花鳥風月

〜日々を彩る風鈴花の365日〜

電話が鳴る 雪が舞う

昨日の日中、ペットクリニックから携帯へ電話が入っていた。

自宅→母の携帯→私の携帯の順番で登録しているが

私の方にもかかってくるところを見ると緊急性がある

ということ。無言の圧迫感が胸にくる。不安が広がる。

猫の「ミィたん」の身に何かあったのは間違いない。

最悪の状況を想定しながらも打ち消す様に、努めて

明るく折り返した。「突然で申し訳ないのですが、

午後から緊急の手術になりました」とのことだった。

腹部に撒かれた包帯に血が滲み、つらそうに呼吸を

していた顔が脳裏に浮かぶ。

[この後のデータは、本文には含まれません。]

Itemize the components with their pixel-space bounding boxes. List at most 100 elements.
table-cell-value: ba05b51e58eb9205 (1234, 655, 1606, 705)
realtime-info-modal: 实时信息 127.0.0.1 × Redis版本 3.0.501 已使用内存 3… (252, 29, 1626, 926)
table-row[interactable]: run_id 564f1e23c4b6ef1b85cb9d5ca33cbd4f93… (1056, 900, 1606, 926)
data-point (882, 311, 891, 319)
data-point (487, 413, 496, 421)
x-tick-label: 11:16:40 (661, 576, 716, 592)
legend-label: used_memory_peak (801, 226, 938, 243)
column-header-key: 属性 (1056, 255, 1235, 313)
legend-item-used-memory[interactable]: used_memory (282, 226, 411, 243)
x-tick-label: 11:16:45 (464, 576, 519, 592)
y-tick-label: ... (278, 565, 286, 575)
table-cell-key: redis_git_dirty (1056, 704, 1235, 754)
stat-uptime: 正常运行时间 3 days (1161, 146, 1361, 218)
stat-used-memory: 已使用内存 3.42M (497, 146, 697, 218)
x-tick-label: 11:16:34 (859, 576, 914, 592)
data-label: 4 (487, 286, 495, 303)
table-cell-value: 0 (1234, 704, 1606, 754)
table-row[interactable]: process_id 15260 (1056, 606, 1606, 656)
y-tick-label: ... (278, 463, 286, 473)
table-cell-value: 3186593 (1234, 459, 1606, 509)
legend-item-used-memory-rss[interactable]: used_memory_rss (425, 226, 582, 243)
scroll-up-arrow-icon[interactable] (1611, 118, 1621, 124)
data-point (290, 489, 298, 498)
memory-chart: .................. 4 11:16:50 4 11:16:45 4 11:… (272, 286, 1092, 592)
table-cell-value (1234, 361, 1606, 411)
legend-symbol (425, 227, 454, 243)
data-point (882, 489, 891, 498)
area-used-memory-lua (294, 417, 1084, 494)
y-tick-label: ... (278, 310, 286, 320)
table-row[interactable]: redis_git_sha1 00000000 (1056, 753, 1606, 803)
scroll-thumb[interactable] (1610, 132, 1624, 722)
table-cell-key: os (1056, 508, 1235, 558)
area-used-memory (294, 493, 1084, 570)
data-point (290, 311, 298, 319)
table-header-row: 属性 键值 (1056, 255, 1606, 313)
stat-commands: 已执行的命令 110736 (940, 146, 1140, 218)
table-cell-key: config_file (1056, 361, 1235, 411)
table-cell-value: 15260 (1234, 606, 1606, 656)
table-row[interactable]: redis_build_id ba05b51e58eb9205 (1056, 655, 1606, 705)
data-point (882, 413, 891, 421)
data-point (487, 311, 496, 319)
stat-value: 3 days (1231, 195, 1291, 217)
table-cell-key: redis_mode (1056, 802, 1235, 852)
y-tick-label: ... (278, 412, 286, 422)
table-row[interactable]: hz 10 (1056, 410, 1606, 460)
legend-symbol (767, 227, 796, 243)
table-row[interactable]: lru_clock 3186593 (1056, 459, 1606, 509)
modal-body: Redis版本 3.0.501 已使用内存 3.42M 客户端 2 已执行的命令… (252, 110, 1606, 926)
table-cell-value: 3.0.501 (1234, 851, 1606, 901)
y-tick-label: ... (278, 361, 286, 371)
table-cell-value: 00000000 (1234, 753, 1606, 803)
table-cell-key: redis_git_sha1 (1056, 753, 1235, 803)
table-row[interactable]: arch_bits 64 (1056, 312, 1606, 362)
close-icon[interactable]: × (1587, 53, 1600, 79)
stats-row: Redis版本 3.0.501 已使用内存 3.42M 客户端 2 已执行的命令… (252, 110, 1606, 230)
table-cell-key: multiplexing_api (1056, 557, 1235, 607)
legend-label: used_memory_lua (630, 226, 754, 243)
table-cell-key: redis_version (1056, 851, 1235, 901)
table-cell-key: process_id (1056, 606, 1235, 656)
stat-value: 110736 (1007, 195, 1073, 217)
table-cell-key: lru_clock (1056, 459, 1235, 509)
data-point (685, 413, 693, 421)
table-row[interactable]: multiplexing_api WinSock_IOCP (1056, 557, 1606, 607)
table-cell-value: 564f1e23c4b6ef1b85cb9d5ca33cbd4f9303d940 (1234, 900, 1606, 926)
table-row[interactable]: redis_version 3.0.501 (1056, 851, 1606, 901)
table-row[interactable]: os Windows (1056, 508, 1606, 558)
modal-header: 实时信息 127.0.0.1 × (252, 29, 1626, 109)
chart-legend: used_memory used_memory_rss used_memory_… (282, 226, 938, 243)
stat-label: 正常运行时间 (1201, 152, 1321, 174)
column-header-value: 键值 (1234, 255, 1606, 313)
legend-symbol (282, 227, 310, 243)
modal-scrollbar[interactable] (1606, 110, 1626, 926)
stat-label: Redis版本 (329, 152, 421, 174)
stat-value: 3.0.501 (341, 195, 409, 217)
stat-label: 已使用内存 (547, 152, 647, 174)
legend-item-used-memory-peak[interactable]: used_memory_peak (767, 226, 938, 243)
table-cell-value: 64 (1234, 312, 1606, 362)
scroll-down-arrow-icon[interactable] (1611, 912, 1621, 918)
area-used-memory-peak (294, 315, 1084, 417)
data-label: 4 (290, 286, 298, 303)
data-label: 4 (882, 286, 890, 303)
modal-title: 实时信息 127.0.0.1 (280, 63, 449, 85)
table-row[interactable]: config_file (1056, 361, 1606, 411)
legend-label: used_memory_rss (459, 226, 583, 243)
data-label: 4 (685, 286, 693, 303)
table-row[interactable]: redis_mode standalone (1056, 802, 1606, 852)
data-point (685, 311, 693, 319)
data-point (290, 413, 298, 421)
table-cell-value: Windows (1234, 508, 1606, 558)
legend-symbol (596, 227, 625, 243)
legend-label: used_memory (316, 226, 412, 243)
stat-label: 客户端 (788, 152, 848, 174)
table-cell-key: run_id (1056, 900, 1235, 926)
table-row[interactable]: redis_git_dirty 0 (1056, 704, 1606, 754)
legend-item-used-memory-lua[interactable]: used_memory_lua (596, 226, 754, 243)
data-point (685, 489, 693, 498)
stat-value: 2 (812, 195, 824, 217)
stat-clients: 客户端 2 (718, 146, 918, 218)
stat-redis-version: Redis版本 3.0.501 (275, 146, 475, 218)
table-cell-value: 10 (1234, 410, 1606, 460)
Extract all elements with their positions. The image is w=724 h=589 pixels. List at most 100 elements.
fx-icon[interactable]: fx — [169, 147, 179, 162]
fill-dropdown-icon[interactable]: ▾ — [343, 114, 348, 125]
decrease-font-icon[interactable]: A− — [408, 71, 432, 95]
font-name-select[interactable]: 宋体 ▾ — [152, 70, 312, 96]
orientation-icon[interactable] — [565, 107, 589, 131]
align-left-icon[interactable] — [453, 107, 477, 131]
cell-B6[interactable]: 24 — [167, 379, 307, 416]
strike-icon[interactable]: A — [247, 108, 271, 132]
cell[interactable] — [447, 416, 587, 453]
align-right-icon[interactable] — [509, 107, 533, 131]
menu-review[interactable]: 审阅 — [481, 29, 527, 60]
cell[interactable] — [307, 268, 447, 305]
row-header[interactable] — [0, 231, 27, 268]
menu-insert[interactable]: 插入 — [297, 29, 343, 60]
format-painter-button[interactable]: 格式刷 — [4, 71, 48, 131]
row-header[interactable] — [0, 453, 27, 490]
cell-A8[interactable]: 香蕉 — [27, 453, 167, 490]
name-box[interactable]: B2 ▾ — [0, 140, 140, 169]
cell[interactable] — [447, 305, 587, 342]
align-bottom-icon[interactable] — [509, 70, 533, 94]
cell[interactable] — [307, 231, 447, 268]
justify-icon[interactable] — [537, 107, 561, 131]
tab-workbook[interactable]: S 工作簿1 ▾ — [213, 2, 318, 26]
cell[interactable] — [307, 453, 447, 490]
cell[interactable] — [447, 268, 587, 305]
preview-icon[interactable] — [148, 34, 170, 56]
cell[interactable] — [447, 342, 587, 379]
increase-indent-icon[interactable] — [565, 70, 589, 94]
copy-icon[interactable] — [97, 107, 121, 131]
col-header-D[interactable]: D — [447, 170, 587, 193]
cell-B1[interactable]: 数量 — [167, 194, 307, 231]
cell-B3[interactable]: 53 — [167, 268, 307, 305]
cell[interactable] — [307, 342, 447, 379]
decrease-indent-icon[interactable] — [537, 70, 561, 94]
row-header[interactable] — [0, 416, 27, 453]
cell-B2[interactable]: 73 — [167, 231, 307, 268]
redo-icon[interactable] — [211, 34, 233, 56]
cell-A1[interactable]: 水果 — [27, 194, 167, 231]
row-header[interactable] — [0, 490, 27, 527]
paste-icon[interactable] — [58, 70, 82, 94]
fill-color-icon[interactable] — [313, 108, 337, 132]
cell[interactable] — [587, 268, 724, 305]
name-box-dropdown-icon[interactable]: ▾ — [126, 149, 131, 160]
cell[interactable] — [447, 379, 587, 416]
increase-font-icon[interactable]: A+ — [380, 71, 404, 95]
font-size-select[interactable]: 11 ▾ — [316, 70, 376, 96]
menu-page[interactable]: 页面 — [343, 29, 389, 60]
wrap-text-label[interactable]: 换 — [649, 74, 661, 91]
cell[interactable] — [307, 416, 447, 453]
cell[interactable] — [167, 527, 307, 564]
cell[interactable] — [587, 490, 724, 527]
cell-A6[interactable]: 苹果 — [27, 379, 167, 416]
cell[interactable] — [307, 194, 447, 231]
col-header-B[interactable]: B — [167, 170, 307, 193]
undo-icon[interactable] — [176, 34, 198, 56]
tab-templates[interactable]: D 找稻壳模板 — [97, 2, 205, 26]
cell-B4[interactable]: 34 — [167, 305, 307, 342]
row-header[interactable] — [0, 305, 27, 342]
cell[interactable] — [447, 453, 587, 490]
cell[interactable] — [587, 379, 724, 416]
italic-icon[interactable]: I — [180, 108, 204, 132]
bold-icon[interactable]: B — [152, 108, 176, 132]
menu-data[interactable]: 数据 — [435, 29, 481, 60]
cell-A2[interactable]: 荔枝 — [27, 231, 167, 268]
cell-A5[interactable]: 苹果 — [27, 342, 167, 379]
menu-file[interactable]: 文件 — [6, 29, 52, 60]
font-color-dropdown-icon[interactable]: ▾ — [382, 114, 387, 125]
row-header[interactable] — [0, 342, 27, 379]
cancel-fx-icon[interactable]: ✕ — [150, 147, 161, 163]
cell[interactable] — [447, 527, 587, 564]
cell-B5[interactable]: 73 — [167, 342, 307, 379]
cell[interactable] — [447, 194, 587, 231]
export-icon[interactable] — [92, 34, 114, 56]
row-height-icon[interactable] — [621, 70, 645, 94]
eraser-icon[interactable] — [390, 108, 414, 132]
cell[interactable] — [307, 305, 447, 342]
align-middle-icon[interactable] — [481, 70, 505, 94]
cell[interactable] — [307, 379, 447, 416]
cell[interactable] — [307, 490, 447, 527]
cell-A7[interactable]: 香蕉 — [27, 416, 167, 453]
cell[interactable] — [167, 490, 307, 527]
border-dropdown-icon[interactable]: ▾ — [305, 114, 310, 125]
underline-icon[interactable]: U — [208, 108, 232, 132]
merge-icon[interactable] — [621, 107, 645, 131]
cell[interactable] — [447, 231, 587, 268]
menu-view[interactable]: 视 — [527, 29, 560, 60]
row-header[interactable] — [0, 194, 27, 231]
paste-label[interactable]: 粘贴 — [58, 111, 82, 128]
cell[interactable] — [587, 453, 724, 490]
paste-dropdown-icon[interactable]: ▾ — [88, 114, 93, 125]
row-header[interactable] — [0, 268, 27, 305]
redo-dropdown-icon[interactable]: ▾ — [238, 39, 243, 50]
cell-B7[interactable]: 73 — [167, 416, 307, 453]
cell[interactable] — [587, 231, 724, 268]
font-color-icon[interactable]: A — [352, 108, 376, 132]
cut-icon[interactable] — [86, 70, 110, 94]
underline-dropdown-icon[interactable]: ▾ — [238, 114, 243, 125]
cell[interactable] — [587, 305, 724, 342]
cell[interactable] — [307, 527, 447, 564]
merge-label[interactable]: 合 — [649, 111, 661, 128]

傷口が開き、他の部位

にも問題が見られるとのこと。受話器から聞こえて

くる先生の説明を理解出来ないほど放心していた。

生きていることには、ひとまずホッとしたけれど

傷の大きさを思うと、とてもいたたまれない。

手術の前に、一目面会しておこうと準備を急いだ。

「ミィたん!」叫びたい気持ちを押さえて駆けつけた。

着いた頃には手術台に寝かされていたが、先生の

ご配慮で、いつものケージの中での面会となった。

手術前が分かるのだろう。触ろうと手を出すと

ビクッと体を震わせて、怯えた目を見せた。

少しでも安心させたかったけれど、何も出来ない。

「ミィたん、大丈夫だからね」と言うのが精一杯で、

この小さな体で、こんなに痛々しい姿になって

痛みと苦しみと闘いながら耐えていると思うと

どんなにこらえても、もうこらえきれなくなって

とうとう、ミィたんの前で涙が溢れ出てしまった。

堰を切った様に流れ落ちる大粒の涙。

 元気づけようとしていた自分が、ミィたんの前で

泣いてしまうとは情けなかった。こんなにも愛しいのに

自分は助けることすら出来ずに、ただ泣くだけなんて。

いたたまれなくなって、深々とお辞儀をし

その場から逃げるように外へと飛び出した。

空からは、やさしく、雪が舞ってきていた。

冷たい涙と同じ冷たい雨ではなかったところに

せめてもの救いを見出しながら雪を眺めていた。

流した涙とともに潔く消えていく結晶たち。

儚い命だからこそ美しいのだと思いながら

この悲しみも辛さも幻想であり夢なのだと

思わせるような、そんな雪に感じられた。

春のあたたかい日はもうすぐそこ、

ミィたん、沢山日向ぼっこしようね、と

写真の画面を撫でながら話しかけた。